Less than an hour after Mississippi Senator Roger Wicker won the vote to chair the National Republican Senatorial Campaign Committee, he announced that Senator Harry Reid would be their “big target” for 2016.
Senator Wicker took the position, beating out Senator Dean Heller of Nevada.
Speaking to Newsmax shortly after the vote, Senator Wicker said Republicans were looking to pick up more seats, including Senator Reid’s.
Senator Wicker is convinced that the senatorial victories achieved on November 4th can be built upon in the 2016 campaign. “Absolutely. We can pick up a couple of seats, and Nevada is certainly one of them. We definitely see an opportunity to win the seat we should have won in 2010,” he said.
In 2010, Harry Reid held his seat in a narrow victory over poorly vetted Sharron Angle, the awkward Tea Party nominee Republicans backed to run against Reid. Angle made a number of awkward remarks and those, coupled with her weak campaigning style handed Reid a victory that that he should not have had.
This time Republicans are seriously determined not to allow that to happen again, and they are working on choosing a solid candidate to run against the much-despised Reid in 2016. Nevada Governor Brian Sandoval appears to be the frontrunner, since he won re-election earlier this month, when Republicans swept the statewide races across the country.
Reid isn’t the only Republican target for 2016. Among other Democrats, Senator Pat Toomey, running for re-election in Pennsylvania is vulnerable.
Speaking about republican vulnerabilities at the next election, Wicker said, “Look, the roles are reversed between Democrats and Republicans from 2010 to 2016, we have got to defend 24 seats and just go down the list and you’ll find a number of them are in blue or purple states. A number of our senators are vulnerable, but I think they can be re-elected.”

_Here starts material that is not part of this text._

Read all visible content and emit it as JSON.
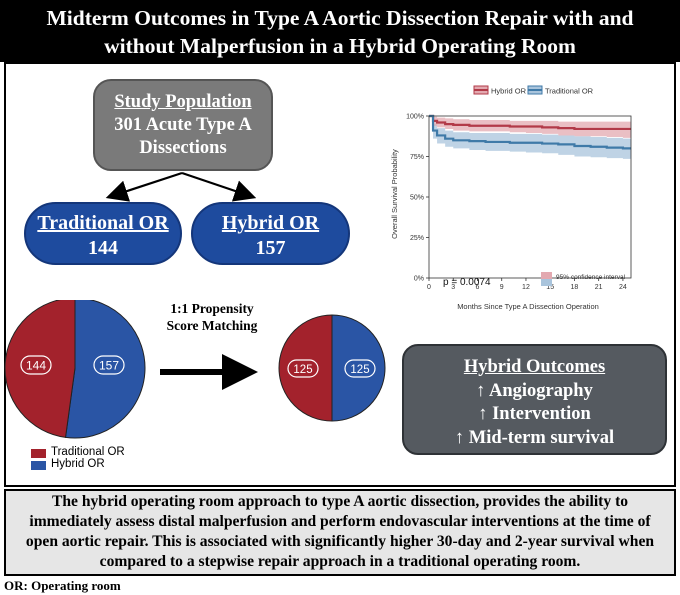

First elected to the U.S. House of Representatives in 1995, in 2007, Wicker was appointed to the Senate to fill a vacancy by close friend and then-Republican Gov. Haley Barbour. Prior to that, Wicker served in the Mississippi State Senate from 1988 to 1994. He is also on the Board of Advisors for the Global Panel Foundation, an NGO that works behind the scenes in crisis areas around the world.